One man fills up his plastic jug and I think: Yes, is this not, surely, who we are: made of water mostly, a form drawn in shining dust, drawn in darkness from the hole in the middle of the sky, golden oceans lost in our heads, splashing on the sides of a Sparklett’s life. We all have corners we refill at. We fill and fall, die and born, made of things we did not do: Hands of Mesozoic jism jangle through our celestial rush-hour haze, a drunk trumpet spills notes from a rooftop, a radio in a creaky car passes by, one man listens to violins as another does but does. The water is on. The walls and doors are spilled with our spilling, our music does not rust.

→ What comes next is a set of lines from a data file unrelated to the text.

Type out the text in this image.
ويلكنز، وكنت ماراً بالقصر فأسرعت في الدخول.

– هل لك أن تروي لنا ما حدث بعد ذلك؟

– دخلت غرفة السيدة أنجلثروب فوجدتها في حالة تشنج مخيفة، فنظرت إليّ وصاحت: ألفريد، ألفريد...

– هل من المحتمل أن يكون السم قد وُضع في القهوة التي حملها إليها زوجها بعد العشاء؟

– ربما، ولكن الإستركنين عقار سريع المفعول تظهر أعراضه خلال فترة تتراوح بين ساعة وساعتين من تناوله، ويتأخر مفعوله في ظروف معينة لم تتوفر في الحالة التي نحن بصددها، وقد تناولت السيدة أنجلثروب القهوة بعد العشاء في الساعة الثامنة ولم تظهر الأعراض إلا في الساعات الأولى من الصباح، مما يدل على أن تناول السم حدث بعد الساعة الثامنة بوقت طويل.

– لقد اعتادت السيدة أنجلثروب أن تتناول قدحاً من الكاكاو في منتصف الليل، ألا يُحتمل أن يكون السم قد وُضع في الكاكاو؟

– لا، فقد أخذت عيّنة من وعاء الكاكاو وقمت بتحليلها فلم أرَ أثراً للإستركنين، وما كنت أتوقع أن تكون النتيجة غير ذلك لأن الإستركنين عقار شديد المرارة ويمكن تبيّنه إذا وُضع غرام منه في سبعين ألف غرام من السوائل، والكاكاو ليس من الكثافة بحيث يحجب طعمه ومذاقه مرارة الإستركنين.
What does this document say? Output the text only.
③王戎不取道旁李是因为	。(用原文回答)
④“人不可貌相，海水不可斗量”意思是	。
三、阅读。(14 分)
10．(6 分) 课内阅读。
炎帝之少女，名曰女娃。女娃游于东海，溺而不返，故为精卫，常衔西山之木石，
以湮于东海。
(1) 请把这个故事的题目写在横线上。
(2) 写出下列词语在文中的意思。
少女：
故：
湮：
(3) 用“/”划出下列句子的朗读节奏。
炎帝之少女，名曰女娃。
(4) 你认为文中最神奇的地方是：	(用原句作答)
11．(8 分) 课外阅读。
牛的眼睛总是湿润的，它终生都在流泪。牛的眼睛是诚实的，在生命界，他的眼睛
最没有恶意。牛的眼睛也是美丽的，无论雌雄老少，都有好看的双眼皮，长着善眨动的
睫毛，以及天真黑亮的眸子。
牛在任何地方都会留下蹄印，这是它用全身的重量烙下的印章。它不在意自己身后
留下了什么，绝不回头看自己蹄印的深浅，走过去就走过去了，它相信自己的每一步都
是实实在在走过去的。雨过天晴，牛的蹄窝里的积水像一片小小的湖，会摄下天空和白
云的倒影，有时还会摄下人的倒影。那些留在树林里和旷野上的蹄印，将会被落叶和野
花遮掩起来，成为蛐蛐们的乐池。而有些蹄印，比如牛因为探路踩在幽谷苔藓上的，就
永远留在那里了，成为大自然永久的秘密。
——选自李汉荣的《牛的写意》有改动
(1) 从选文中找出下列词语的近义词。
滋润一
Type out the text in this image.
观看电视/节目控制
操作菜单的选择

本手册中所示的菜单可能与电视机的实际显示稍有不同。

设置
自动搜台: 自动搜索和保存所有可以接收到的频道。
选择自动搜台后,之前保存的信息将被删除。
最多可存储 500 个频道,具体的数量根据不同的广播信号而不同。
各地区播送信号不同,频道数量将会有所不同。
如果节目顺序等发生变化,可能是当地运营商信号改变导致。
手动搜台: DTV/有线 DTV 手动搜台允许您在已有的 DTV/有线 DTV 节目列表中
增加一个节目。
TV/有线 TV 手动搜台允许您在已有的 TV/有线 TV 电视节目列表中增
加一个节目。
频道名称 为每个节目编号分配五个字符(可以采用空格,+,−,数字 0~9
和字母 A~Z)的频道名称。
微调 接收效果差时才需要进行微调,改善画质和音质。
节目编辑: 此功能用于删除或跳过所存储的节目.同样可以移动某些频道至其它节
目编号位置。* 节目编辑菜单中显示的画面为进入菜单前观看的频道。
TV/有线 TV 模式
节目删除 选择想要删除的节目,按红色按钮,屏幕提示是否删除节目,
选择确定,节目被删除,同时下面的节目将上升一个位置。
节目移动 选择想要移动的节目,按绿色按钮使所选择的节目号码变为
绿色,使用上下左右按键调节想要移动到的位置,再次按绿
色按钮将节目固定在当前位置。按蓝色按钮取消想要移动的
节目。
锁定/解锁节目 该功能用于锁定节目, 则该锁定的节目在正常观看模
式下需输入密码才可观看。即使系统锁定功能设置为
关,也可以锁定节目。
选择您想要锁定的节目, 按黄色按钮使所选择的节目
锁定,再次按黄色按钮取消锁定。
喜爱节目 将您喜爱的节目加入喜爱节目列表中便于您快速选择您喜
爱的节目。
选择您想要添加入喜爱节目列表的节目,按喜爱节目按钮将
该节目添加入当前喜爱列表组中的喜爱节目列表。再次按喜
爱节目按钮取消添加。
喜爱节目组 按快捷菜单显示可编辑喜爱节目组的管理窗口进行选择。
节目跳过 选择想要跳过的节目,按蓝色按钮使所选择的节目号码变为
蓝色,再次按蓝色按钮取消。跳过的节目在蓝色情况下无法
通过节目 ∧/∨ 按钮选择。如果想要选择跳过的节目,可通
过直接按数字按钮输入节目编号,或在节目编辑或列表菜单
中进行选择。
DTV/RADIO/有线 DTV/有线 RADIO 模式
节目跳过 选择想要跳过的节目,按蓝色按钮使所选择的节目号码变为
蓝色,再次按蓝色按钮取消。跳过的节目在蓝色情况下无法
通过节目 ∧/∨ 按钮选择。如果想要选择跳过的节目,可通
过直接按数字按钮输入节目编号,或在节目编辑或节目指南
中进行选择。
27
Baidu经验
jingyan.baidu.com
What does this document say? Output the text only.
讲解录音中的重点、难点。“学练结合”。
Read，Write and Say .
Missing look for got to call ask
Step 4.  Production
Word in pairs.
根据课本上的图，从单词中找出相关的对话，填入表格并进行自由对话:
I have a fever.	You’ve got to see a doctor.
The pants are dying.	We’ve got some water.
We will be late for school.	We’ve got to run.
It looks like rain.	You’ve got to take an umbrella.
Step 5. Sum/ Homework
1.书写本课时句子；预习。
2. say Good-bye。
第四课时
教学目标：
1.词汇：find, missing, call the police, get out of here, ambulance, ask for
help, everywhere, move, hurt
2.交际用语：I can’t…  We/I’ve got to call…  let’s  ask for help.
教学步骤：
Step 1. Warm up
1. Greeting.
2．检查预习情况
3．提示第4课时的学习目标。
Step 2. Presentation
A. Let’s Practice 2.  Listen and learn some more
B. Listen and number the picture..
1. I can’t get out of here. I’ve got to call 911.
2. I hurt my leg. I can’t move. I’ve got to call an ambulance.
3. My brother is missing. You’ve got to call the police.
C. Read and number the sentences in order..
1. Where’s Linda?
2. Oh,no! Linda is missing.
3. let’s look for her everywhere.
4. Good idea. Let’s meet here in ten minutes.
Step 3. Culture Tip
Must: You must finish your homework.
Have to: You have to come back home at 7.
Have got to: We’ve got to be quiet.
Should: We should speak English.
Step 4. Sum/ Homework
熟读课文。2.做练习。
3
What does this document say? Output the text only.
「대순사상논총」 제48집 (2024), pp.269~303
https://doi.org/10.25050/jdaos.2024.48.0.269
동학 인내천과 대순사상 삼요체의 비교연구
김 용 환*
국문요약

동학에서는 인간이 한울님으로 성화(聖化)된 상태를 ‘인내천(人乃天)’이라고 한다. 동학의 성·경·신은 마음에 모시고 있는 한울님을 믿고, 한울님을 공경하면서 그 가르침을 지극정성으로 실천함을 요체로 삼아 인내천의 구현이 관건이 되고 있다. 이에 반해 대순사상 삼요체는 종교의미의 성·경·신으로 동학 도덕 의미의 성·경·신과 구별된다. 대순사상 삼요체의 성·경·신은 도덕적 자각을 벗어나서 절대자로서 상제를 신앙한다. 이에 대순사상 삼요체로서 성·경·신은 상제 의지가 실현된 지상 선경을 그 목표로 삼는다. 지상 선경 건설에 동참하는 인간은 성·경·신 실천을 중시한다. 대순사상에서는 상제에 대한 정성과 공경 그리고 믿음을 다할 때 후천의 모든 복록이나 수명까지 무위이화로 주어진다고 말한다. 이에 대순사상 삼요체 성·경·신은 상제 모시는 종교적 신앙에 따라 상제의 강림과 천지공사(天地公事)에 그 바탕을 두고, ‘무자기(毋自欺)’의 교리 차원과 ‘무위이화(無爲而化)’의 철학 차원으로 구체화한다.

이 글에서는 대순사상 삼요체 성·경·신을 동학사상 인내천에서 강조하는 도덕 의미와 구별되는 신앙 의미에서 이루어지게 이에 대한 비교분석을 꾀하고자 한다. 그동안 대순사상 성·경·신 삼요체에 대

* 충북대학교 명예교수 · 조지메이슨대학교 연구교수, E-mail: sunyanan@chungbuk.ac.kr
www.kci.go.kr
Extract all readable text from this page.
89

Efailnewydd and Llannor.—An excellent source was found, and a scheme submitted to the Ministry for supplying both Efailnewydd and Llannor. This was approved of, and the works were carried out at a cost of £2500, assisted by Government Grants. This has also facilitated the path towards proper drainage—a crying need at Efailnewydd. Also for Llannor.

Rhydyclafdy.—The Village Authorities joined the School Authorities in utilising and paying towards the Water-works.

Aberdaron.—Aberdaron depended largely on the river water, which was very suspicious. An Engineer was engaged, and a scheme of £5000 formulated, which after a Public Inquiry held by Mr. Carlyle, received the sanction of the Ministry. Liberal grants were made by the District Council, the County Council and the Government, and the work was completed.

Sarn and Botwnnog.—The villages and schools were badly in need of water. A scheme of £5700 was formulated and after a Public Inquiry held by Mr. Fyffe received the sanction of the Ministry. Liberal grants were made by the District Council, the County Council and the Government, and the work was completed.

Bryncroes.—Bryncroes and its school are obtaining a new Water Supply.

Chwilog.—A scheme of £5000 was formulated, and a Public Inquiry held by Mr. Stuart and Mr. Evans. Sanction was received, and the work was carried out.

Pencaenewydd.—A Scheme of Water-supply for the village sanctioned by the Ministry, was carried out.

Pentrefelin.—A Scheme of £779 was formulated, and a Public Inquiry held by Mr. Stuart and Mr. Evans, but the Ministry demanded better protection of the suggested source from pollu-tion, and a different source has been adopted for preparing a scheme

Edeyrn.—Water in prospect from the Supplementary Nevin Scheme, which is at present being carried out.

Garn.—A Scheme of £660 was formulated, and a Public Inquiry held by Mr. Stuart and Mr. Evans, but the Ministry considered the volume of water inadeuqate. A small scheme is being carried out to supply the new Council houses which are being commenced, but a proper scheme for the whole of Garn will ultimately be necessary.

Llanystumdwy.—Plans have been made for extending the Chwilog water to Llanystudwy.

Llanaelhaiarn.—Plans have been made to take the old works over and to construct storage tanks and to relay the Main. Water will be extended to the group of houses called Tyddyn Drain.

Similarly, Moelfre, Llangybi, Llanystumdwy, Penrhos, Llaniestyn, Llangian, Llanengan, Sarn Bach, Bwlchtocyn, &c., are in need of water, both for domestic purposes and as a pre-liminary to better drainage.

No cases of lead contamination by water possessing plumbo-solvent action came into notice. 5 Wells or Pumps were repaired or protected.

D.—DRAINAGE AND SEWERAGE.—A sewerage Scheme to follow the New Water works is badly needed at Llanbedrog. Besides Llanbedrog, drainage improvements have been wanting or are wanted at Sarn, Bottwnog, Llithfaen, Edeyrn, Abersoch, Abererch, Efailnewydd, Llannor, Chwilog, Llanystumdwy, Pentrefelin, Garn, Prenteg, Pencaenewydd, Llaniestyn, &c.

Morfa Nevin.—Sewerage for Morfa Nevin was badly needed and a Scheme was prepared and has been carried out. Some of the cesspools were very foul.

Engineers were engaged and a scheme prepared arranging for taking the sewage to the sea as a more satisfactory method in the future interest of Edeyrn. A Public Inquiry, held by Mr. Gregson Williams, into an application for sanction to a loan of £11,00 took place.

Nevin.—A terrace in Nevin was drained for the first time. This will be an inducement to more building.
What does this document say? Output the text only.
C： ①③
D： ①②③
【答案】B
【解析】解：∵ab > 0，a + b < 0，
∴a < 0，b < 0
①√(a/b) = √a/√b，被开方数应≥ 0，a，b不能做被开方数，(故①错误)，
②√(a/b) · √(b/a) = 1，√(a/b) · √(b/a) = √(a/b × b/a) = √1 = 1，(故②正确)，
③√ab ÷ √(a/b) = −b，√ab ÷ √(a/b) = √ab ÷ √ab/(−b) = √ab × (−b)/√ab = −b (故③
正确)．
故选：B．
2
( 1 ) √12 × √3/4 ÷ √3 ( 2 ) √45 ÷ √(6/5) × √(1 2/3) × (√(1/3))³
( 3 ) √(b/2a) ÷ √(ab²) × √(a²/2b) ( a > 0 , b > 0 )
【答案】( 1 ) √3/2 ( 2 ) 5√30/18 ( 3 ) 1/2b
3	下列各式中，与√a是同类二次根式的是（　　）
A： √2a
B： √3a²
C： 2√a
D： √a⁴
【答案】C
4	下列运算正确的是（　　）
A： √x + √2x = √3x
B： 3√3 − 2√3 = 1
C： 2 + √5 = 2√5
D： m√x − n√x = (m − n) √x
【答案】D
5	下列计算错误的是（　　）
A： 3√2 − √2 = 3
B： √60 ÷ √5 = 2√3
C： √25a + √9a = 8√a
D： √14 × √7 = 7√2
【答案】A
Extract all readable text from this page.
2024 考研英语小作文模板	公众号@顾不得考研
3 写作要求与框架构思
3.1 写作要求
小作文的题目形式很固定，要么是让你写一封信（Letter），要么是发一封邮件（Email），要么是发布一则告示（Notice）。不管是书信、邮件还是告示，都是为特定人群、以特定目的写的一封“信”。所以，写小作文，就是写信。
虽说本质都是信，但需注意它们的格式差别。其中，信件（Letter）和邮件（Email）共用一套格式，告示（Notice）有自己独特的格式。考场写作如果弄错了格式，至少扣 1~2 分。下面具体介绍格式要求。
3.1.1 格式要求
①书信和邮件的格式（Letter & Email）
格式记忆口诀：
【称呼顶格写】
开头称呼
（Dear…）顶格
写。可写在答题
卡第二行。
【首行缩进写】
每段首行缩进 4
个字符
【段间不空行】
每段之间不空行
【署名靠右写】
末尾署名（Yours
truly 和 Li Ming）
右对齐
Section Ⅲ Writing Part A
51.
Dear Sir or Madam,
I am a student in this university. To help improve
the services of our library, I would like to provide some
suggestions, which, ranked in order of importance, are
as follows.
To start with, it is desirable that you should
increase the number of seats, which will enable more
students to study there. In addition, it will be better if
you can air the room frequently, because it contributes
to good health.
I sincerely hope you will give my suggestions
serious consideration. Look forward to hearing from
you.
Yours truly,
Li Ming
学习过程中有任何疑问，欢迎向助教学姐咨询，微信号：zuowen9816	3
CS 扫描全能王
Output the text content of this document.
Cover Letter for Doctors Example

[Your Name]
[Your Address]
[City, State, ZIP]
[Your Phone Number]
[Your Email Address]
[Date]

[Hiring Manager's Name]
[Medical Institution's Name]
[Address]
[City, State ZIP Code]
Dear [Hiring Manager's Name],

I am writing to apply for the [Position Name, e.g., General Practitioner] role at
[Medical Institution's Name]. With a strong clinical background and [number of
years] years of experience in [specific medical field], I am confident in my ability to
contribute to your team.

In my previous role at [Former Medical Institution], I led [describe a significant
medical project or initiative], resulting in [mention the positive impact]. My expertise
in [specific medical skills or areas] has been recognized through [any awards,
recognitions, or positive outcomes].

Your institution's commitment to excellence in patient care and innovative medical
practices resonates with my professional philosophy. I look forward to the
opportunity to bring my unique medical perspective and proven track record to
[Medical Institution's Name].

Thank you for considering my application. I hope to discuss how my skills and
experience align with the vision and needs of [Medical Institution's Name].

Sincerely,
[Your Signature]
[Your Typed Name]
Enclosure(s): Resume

This wine of being burns a votive dawn sparrow breaking the brow of the convict sky dripping tattooed names of galaxies into the flesh of the sidewalk. The flower of our fluid pearls a drop waiting to roll down the leaf into the dirt, the next life, somewhere else’s dream, this flower with no name spills the saliva and sweat of its seed on our shoes as it swims for the sun. Our mistakes are what make us run.
The world is turning. The engine guns for the flame that licks blue lips around the heart of a bird that holds a starry glacier in its eye. The world is a cold place and I know it. The world is no place, so what. The world is round. I have felt it. The world makes smells and I have them. The world kills itself and I was born here. This world is a blue flower with roots crawling from the ashes of another’s end.
There is a gift in these razor-lipped dew drops cutting us out of time. We are not contained in bottles or in the ultraviolet of this eye. What we are is ruby-eyed stardust swimming through the manhole covers and the trees while the machines roll loud down the street and an unknown kindness holds up the sky, the sleep of extinction cradling the water of our miracles.